Fazendo uma ligeira variação, podemos definir o Estado como instância da totalidade social-histórico, isto é, como lugar de mediação que, em razão da correlação de forças, pode ser um lugar de repressão ou de expressão da vontade geral. Nesse sentido, é crucial resgatar o conceito de deliberação. Não se delibera sobre o impossível nem sobre o necessário, já articulávamos em A Legalidade como Instrumento Retórico de Conformismo Social.
A deliberação se insere num contexto de escolha da própria escolha. Afirma Aristóteles que ‘’do justo e do injusto leva à aporia’’, isto é, a contingência não enquanto caos, mas como abertura conjuntural em que há possibilidade de escolher para além das engrenagens internas de um sistema reprodutor de sua mesma forma sob variações enganadoras.

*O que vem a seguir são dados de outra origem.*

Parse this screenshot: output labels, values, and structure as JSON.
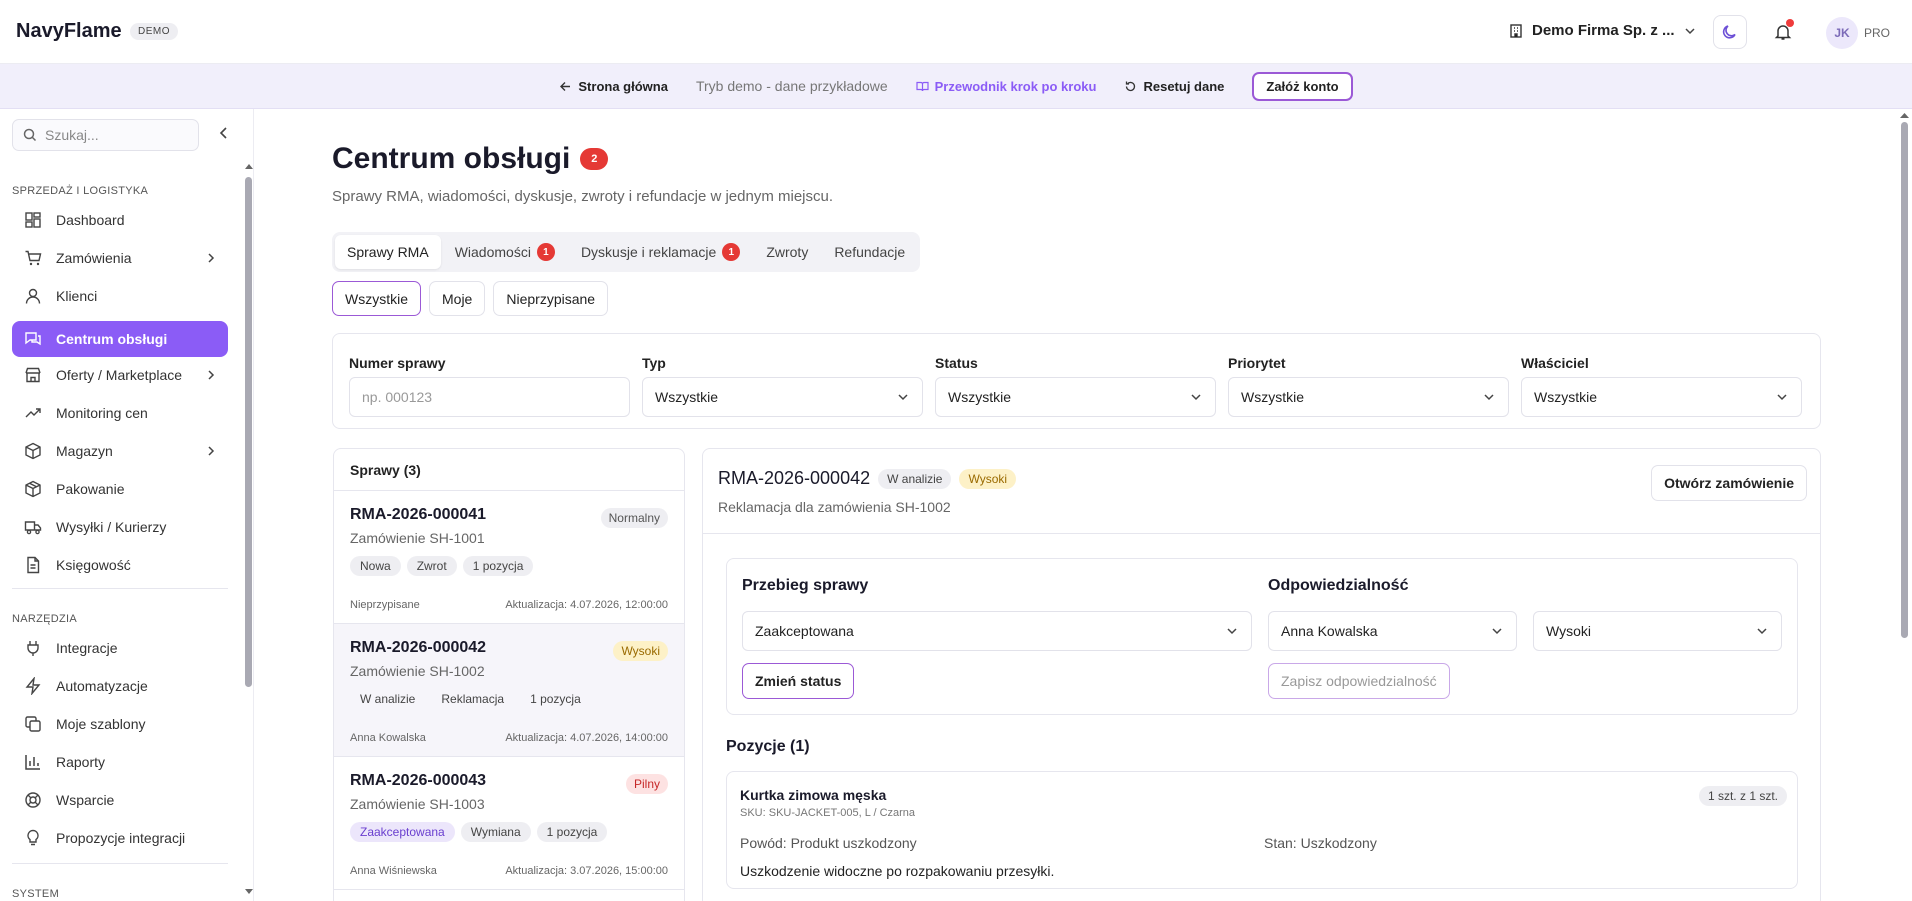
{
  "header": {
    "brand": "NavyFlame",
    "demo_badge": "DEMO",
    "company": "Demo Firma Sp. z ...",
    "avatar_initials": "JK",
    "plan": "PRO"
  },
  "demobar": {
    "home": "Strona główna",
    "mode": "Tryb demo - dane przykładowe",
    "guide": "Przewodnik krok po kroku",
    "reset": "Resetuj dane",
    "signup": "Załóż konto"
  },
  "sidebar": {
    "search_placeholder": "Szukaj...",
    "section_sales": "SPRZEDAŻ I LOGISTYKA",
    "items_sales": [
      {
        "label": "Dashboard",
        "icon": "dashboard-icon"
      },
      {
        "label": "Zamówienia",
        "icon": "cart-icon"
      },
      {
        "label": "Klienci",
        "icon": "user-icon"
      },
      {
        "label": "Centrum obsługi",
        "icon": "chat-icon"
      },
      {
        "label": "Oferty / Marketplace",
        "icon": "store-icon"
      },
      {
        "label": "Monitoring cen",
        "icon": "trend-icon"
      },
      {
        "label": "Magazyn",
        "icon": "box-icon"
      },
      {
        "label": "Pakowanie",
        "icon": "package-icon"
      },
      {
        "label": "Wysyłki / Kurierzy",
        "icon": "truck-icon"
      },
      {
        "label": "Księgowość",
        "icon": "document-icon"
      }
    ],
    "section_tools": "NARZĘDZIA",
    "items_tools": [
      {
        "label": "Integracje",
        "icon": "plug-icon"
      },
      {
        "label": "Automatyzacje",
        "icon": "bolt-icon"
      },
      {
        "label": "Moje szablony",
        "icon": "copy-icon"
      },
      {
        "label": "Raporty",
        "icon": "bar-chart-icon"
      },
      {
        "label": "Wsparcie",
        "icon": "lifebuoy-icon"
      },
      {
        "label": "Propozycje integracji",
        "icon": "lightbulb-icon"
      }
    ],
    "section_system": "SYSTEM"
  },
  "page": {
    "title": "Centrum obsługi",
    "title_count": "2",
    "subtitle": "Sprawy RMA, wiadomości, dyskusje, zwroty i refundacje w jednym miejscu."
  },
  "tabs": [
    {
      "label": "Sprawy RMA",
      "count": ""
    },
    {
      "label": "Wiadomości",
      "count": "1"
    },
    {
      "label": "Dyskusje i reklamacje",
      "count": "1"
    },
    {
      "label": "Zwroty",
      "count": ""
    },
    {
      "label": "Refundacje",
      "count": ""
    }
  ],
  "subtabs": [
    "Wszystkie",
    "Moje",
    "Nieprzypisane"
  ],
  "filters": {
    "case_number_label": "Numer sprawy",
    "case_number_placeholder": "np. 000123",
    "type_label": "Typ",
    "type_value": "Wszystkie",
    "status_label": "Status",
    "status_value": "Wszystkie",
    "priority_label": "Priorytet",
    "priority_value": "Wszystkie",
    "owner_label": "Właściciel",
    "owner_value": "Wszystkie"
  },
  "cases": {
    "heading": "Sprawy (3)",
    "items": [
      {
        "id": "RMA-2026-000041",
        "order": "Zamówienie SH-1001",
        "priority": "Normalny",
        "chips": [
          "Nowa",
          "Zwrot",
          "1 pozycja"
        ],
        "owner": "Nieprzypisane",
        "updated": "Aktualizacja: 4.07.2026, 12:00:00"
      },
      {
        "id": "RMA-2026-000042",
        "order": "Zamówienie SH-1002",
        "priority": "Wysoki",
        "chips": [
          "W analizie",
          "Reklamacja",
          "1 pozycja"
        ],
        "owner": "Anna Kowalska",
        "updated": "Aktualizacja: 4.07.2026, 14:00:00"
      },
      {
        "id": "RMA-2026-000043",
        "order": "Zamówienie SH-1003",
        "priority": "Pilny",
        "chips": [
          "Zaakceptowana",
          "Wymiana",
          "1 pozycja"
        ],
        "owner": "Anna Wiśniewska",
        "updated": "Aktualizacja: 3.07.2026, 15:00:00"
      }
    ]
  },
  "detail": {
    "id": "RMA-2026-000042",
    "status": "W analizie",
    "priority": "Wysoki",
    "subtitle": "Reklamacja dla zamówienia SH-1002",
    "open_order": "Otwórz zamówienie",
    "flow_title": "Przebieg sprawy",
    "flow_status_value": "Zaakceptowana",
    "change_status": "Zmień status",
    "responsibility_title": "Odpowiedzialność",
    "owner_value": "Anna Kowalska",
    "priority_value": "Wysoki",
    "save_responsibility": "Zapisz odpowiedzialność",
    "positions_title": "Pozycje (1)",
    "position": {
      "name": "Kurtka zimowa męska",
      "sku": "SKU: SKU-JACKET-005, L / Czarna",
      "qty": "1 szt. z 1 szt.",
      "reason": "Powód: Produkt uszkodzony",
      "state": "Stan: Uszkodzony",
      "note": "Uszkodzenie widoczne po rozpakowaniu przesyłki."
    }
  },
  "colors": {
    "accent": "#8b5cf6",
    "badge_red": "#e53935",
    "high_bg": "#fdf1c7",
    "urgent_bg": "#fde2e2"
  }
}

Em razão das contradições do capitalismo, as formações sociais, desenvolvidas ou não, no contexto de pandemia, já não deliberam mais. Por exemplo, os discursos do Premier chinês Li Keqiang sobre taxas é uma prova cabal de que não se delibera mais.
Conforme disse Marx, o capital é o limite do capital. Em que sentido limite? No sentido platônico do conceito. O peso da dívida pública, as contradições no âmbito das classes dominantes, a dispersão popular, em contexto de pandemia, engendram um acúmulo de problemas e, como corolário, a incapacidade de deliberar, descambando-se para proscênio tétrico e sombrio de massacres de populações.
O livro Por Uma Renovação Marxista da Teoria da Dependência, demonstrando a dívida pública como mecanismo de reprodução da dependência econômica das formações sociais periféricas, é um ensaio preliminar para o retorno da política e, por corolário, da deliberação. Não há política no atual contexto do capitalismo mundial integrado.
Por: Luís Eduardo Gomes do Nascimento, Advogado, Professor da UNEB.
[1] Em 2008, Em A Legalidade como Instrumento Retórico de Conformismo Social, definimos a política democrática como enfrentamento leal dos conflitos.
[2] MOUFFE, Chantal. Sobre o Político. São Paulo: Martins Fontes, 2015, p. 8.
[3] Habermas tem resgatado o conceito de deliberação esvaziado da dimensão profunda que tem em Aristóteles.
[4] ENGELS, Friedrich. A Origem do Estado, da Família e da Propriedade Privada e do Estado. São Paulo: Lafonte, 2012, p. 160.